Keep Calm and Carry Inventory (But Not Too Much)
Supply chain optimization and a World War II slogan (and the movie Fight Club)!
Inventory optimization is at the heart of the supply chain corpus. But what’s the secret to knowing how much inventory to stock? Is it based on your customers’ orders? Your customers’ forecasts? Your suppliers’ lead times? Your order placement policy? The size of your warehouse? The amount of money you have to spend? Other factors like expiration dates, seasonality, marketing campaigns, minimum orders, order multiples and safety stocks?
The answer, of course, can be found in an abandoned World War II slogan.

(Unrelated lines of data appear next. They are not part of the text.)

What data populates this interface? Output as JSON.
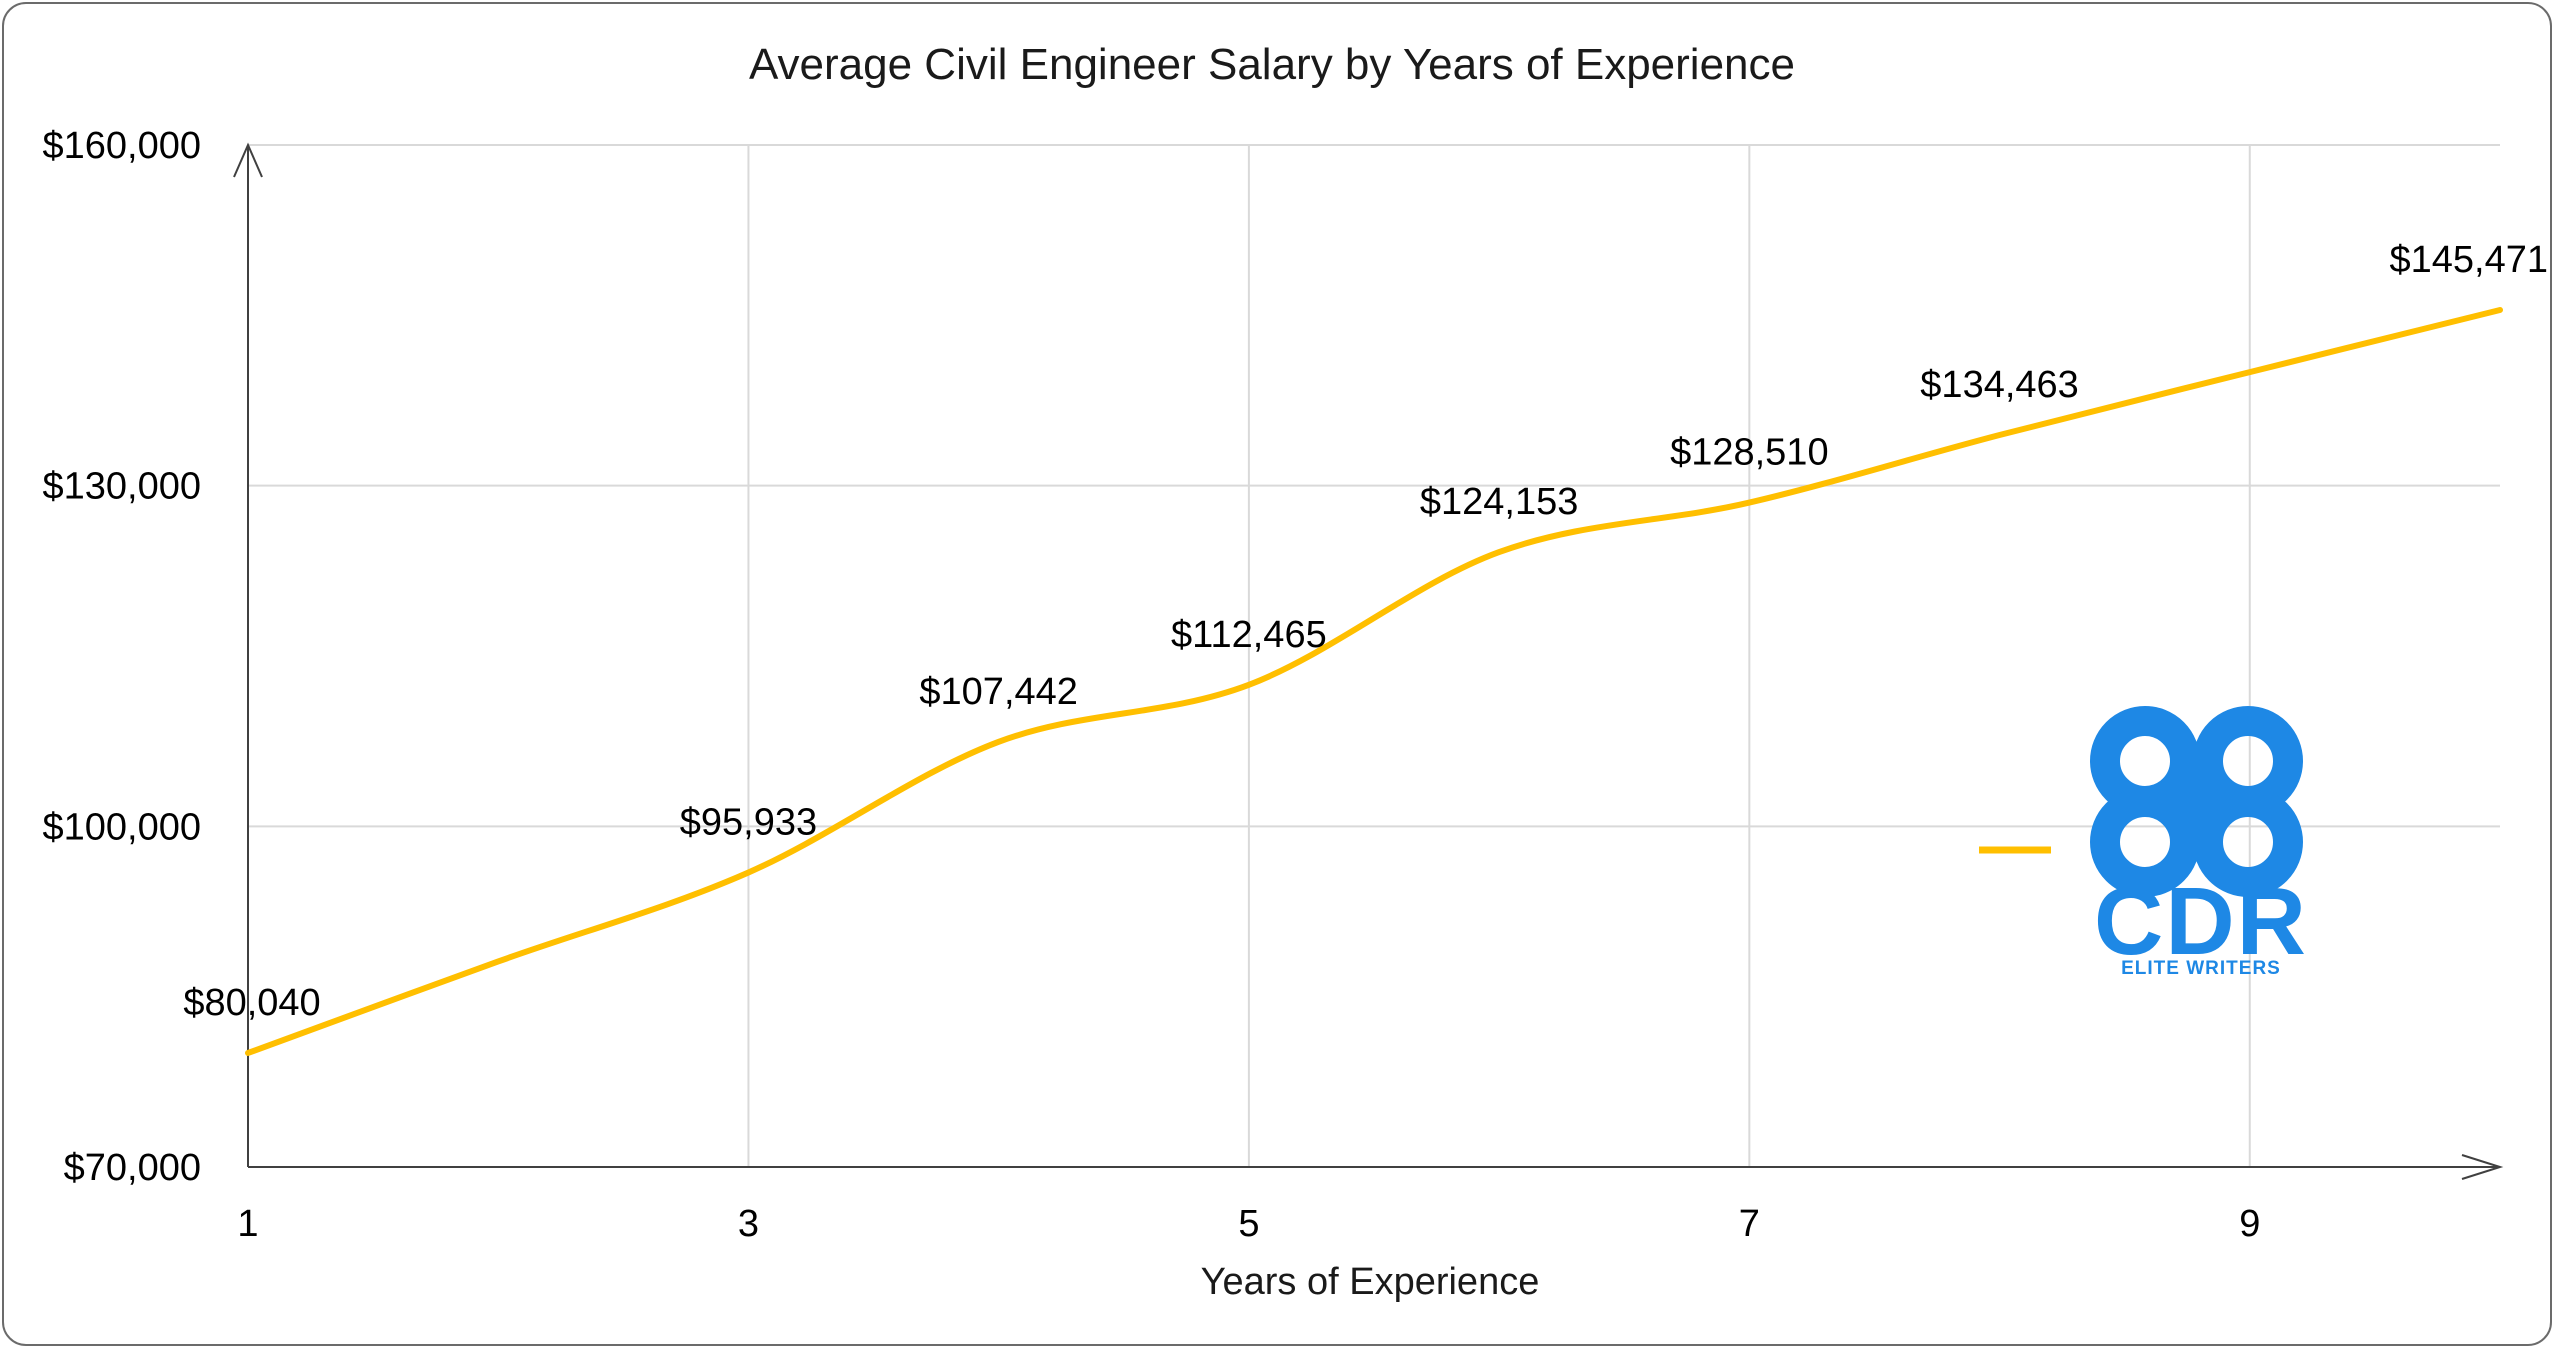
{
  "chart_data": {
    "type": "line",
    "title": "Average Civil Engineer Salary by Years of Experience",
    "xlabel": "Years of Experience",
    "ylabel": "",
    "x": [
      1,
      2,
      3,
      4,
      5,
      6,
      7,
      8,
      9,
      10
    ],
    "x_ticks": [
      "1",
      "3",
      "5",
      "7",
      "9"
    ],
    "x_tick_values": [
      1,
      3,
      5,
      7,
      9
    ],
    "xlim": [
      1,
      10
    ],
    "ylim": [
      70000,
      160000
    ],
    "y_ticks": [
      "$70,000",
      "$100,000",
      "$130,000",
      "$160,000"
    ],
    "y_tick_values": [
      70000,
      100000,
      130000,
      160000
    ],
    "grid": true,
    "smooth": true,
    "series": [
      {
        "values": [
          80040,
          88100,
          95933,
          107442,
          112465,
          124153,
          128510,
          134463,
          140000,
          145471
        ],
        "color": "#FFBF00"
      }
    ],
    "data_labels": [
      {
        "x": 1,
        "y": 80040,
        "text": "$80,040"
      },
      {
        "x": 3,
        "y": 95933,
        "text": "$95,933"
      },
      {
        "x": 4,
        "y": 107442,
        "text": "$107,442"
      },
      {
        "x": 5,
        "y": 112465,
        "text": "$112,465"
      },
      {
        "x": 6,
        "y": 124153,
        "text": "$124,153"
      },
      {
        "x": 7,
        "y": 128510,
        "text": "$128,510"
      },
      {
        "x": 8,
        "y": 134463,
        "text": "$134,463"
      },
      {
        "x": 10,
        "y": 145471,
        "text": "$145,471"
      }
    ]
  },
  "logo": {
    "text": "CDR",
    "subtitle": "ELITE WRITERS",
    "icon": "command-key-icon",
    "color": "#1E88E5"
  },
  "colors": {
    "line": "#FFBF00",
    "grid": "#d9d9d9",
    "axis": "#404040",
    "logo": "#1E88E5"
  }
}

The British government created the slogan “Keep Calm And Carry On” in anticipation of World War II. The year was 1939 and Nazi Germany was racing across Europe like a monster truck over speed bumps made of bunnies. The Brits printed about two and a half million posters with the Keep Calm slogan… and never put a single one up. They sat in a warehouse until they were recycled for pulp. The rest of this blog post could be spent discussing the sub-optimized inventory planning of the British government’s Ministry of Slogans, but instead we’ll transition to another cultural event that didn’t meet the expectations of its time, the movie “Fight Club”.
With its $63 million budget and its $37 million box office gross (US only), David Fincher’s 1999 celluloid polemic was roundly hailed, booed and chased from theaters. Like the Brits’ slogan from 60 years earlier, it went unappreciated in its time.
Ironically, a year after Tyler Durden slugged his way into theaters – a Keep Calm And Carry On poster was rediscovered and the slogan has since proliferated and found itself parodied and twisted onto everything from coffee mugs to supply chain blog posts. And “Fight Club” was reborn as an on-demand, cable and download staple – a cinematic anthem to the devastating powerlessness and ferocity of maleness.
Supply chain and inventory optimization, too, are things usually talked about with a lot of promise – and that promise can go unfulfilled. There are meetings held, projects initiated and metrics developed. But supply chain – like fending off the Blitz and not talking about Fight Club – is hard. It takes discipline and its benefits may not immediately be apparent. But stick with it. Trust me, supply chain holds the promise that one day, you’ll end up emblazoned on T-shirts like Brad Pitt or a decade’s old morale booster. At the very least, an optimized supply chain can improve your:
--Inventory accuracy, allowing you to ship your customers what they want, when they want it
--Inventory control, giving you confidence in what you’ve got in your planning system is what you’ve got in your warehouse
--Inventory spend, managing your company’s expenses
The secret to knowing how much inventory to stock is as simple as having qualified supply chain professionals managing that process. A good supply chain pro will take all those factors in paragraph one and layer them into your MRP system (or help you identify the right MRP system) and supply chain processes (or help you design your supply chain processes), so that you don’t end up recycling two and a half million copies of a really good idea into pulp.